A TenHaken spokesperson told The Daily Beast that “the city takes threats against the mayor and city council members and their families very seriously. The comments he made crossed the line of decorum into substantial threats against them.”
He may have plenty of experience with past criminal cases, but as a “sovereign citizen,” Bruce kept up an antagonistic relationship with the government. He shared a March email on his blog, where he effected a supervillain-type style to accuse the FBI’s Omaha branch of reading his emails and being lead by Robert Mueller (who does not lead any branch of the FBI).
"Dear Omaha Agents:
You play games? I like games…
You folks have been sifting through my email accounts for four years now,” he wrote.

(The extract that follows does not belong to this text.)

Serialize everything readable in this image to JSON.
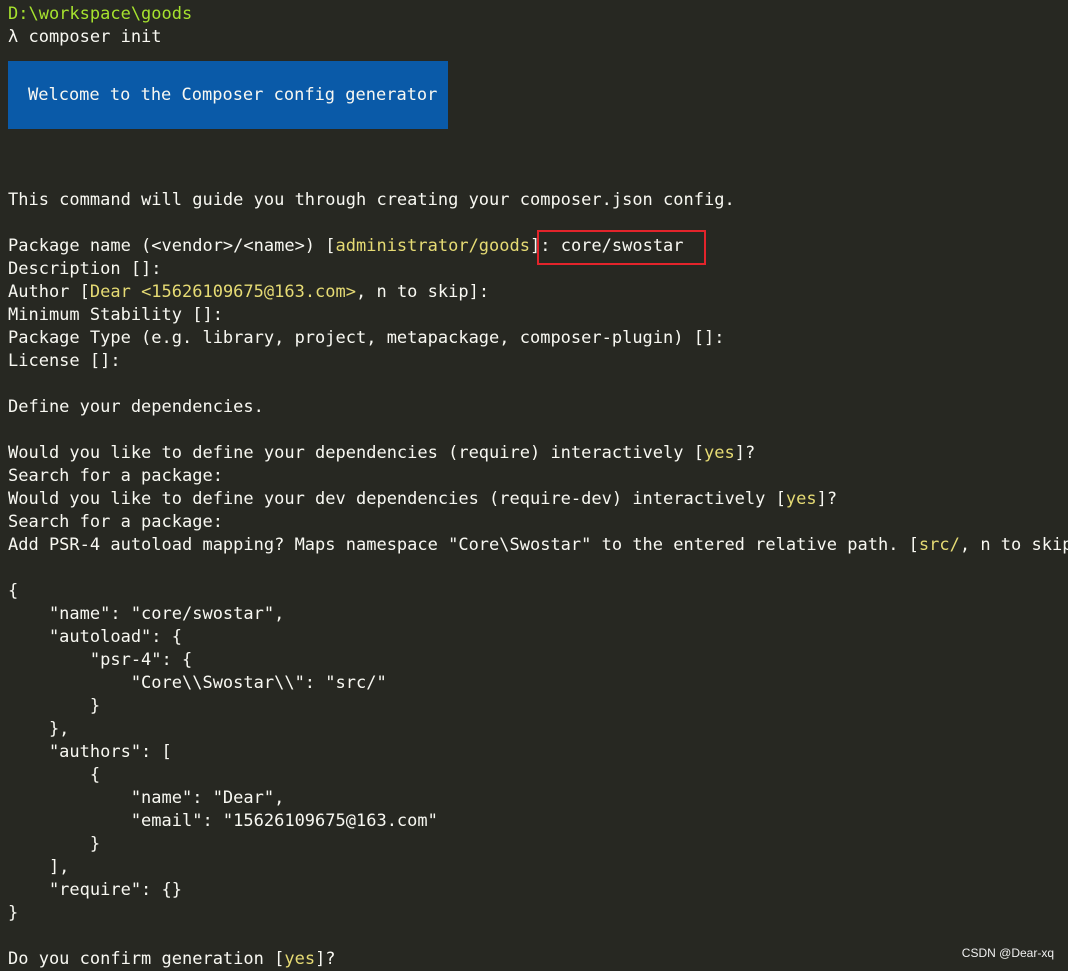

“So the game of the day? I pull email addresses out of YOUR site…and I’ll just send emails to YOUR people….see how you like that. You come off like I’m afraid of you or something. I AM NOT. Nor, have I ever been. You have ZERO jurisdiction over me, or my family, YOU HAVE NO AUTHORITY TO FUCK WITH ME, PERIOD. [...] I called an agent today, and I told him to either arrest me for NO CRIME, SO I CAN SUE YOU…OR STOP GOING THRU MY EMAIL. You know what he said? THANK YOU. And hung up on me. I am tired of you going thru my stuff for nothing. Stop it, NOW, or I will sue the Omaha office…TOMORROW”
During the court appearance last week where he shouted down the judge, he also claimed the court had no jurisdiction over him. The judge increased his bond to $50,000.